Ding ding ding 🛎️ this is the right answer. It’s all about creating artificial urgency in the consumer’s mind. The oldest marketing trick out there, this is just one of its manifestations
It’s a self fulfilling prophecy. The “deals” truly are now
The “in the black” vs. “in the red” thing is mythology from the 1980s: https://www.dictionary.com/e/black-friday/
I didn’t know that reason for Black Friday. Very interesting!
it’s not. it’s a backronym. google it if you care
big brain
I've heard the whole "finally going profitable that day" thing is a myth. Rather, the revenue for the first nearly 11 months of the year covers the cost of doing business over the entire year. A good business should be profitable over the course of the entire year.

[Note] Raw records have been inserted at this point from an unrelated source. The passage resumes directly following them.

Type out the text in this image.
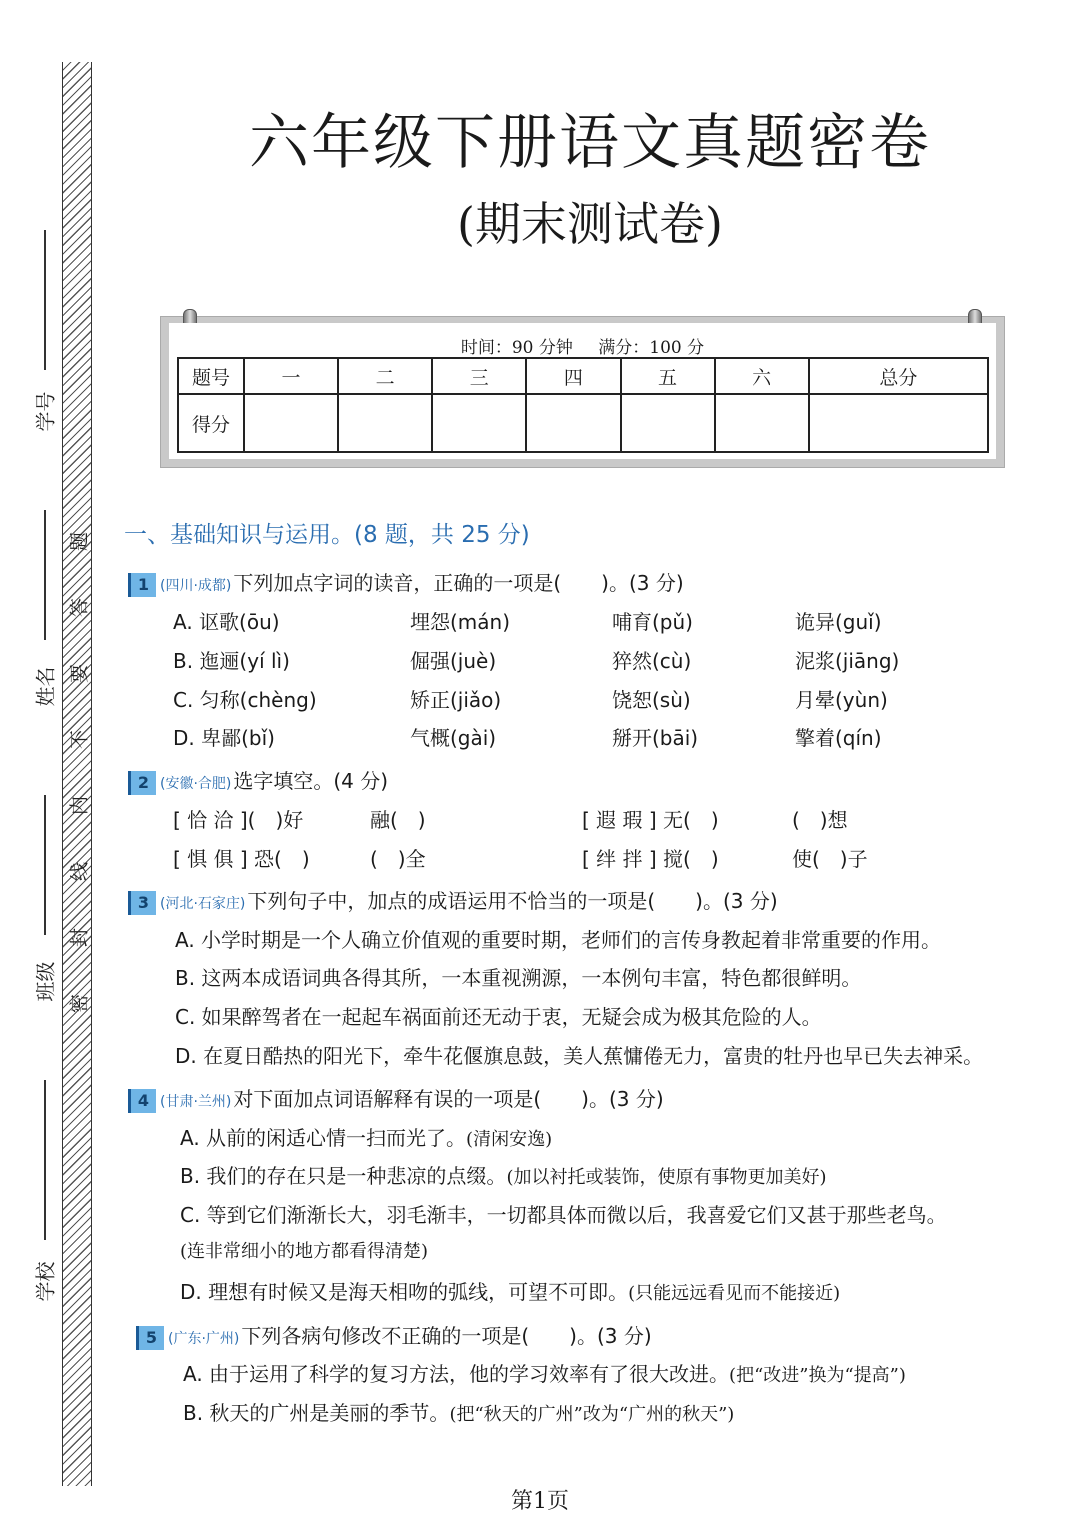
学号
姓名
班级
学校
题
答
要
不
内
线
封
密
六年级下册语文真题密卷
(期末测试卷)
时间：90 分钟 满分：100 分
题号	一	二	三	四	五	六	总分
得分							
一、基础知识与运用。(8 题，共 25 分)
1 (四川·成都) 下列加点字词的读音，正确的一项是(　　)。(3 分)
A. 讴歌(ōu)	埋怨(mán)	哺育(pǔ)	诡异(guǐ)
B. 迤逦(yí lì)	倔强(juè)	猝然(cù)	泥浆(jiāng)
C. 匀称(chèng)	矫正(jiǎo)	饶恕(sù)	月晕(yùn)
D. 卑鄙(bǐ)	气概(gài)	掰开(bāi)	擎着(qín)
2 (安徽·合肥) 选字填空。(4 分)
[ 恰 洽 ](　)好	融(　)	[ 遐 瑕 ] 无(　)	(　)想
[ 惧 俱 ] 恐(　)	(　)全	[ 绊 拌 ] 搅(　)	使(　)子
3 (河北·石家庄) 下列句子中，加点的成语运用不恰当的一项是(　　)。(3 分)
A. 小学时期是一个人确立价值观的重要时期，老师们的言传身教起着非常重要的作用。
B. 这两本成语词典各得其所，一本重视溯源，一本例句丰富，特色都很鲜明。
C. 如果醉驾者在一起起车祸面前还无动于衷，无疑会成为极其危险的人。
D. 在夏日酷热的阳光下，牵牛花偃旗息鼓，美人蕉慵倦无力，富贵的牡丹也早已失去神采。
4 (甘肃·兰州) 对下面加点词语解释有误的一项是(　　)。(3 分)
A. 从前的闲适心情一扫而光了。(清闲安逸)
B. 我们的存在只是一种悲凉的点缀。(加以衬托或装饰，使原有事物更加美好)
C. 等到它们渐渐长大，羽毛渐丰，一切都具体而微以后，我喜爱它们又甚于那些老鸟。
(连非常细小的地方都看得清楚)
D. 理想有时候又是海天相吻的弧线，可望不可即。(只能远远看见而不能接近)
5 (广东·广州) 下列各病句修改不正确的一项是(　　)。(3 分)
A. 由于运用了科学的复习方法，他的学习效率有了很大改进。(把“改进”换为“提高”)
B. 秋天的广州是美丽的季节。(把“秋天的广州”改为“广州的秋天”)
第1页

Question, assuming that is true, why drop prices? Do the stores get the products at a discount for the holidays? I think mostly not. So if by dropping your retail prices gets people in the door and buying like crazy, then does it stand to reason that you’re charging too much to begin with? ¯\_(ツ)_/¯
People like to feel that they are at the better end of the bargain. Even if the stores keep the prices as low as possible ,people would still prefer a sale or a discount or door busters or what ever makes them feel that they had a great bargain.
What we need are those Black Friday door buster fights back.
Door buster sales on mace and doors!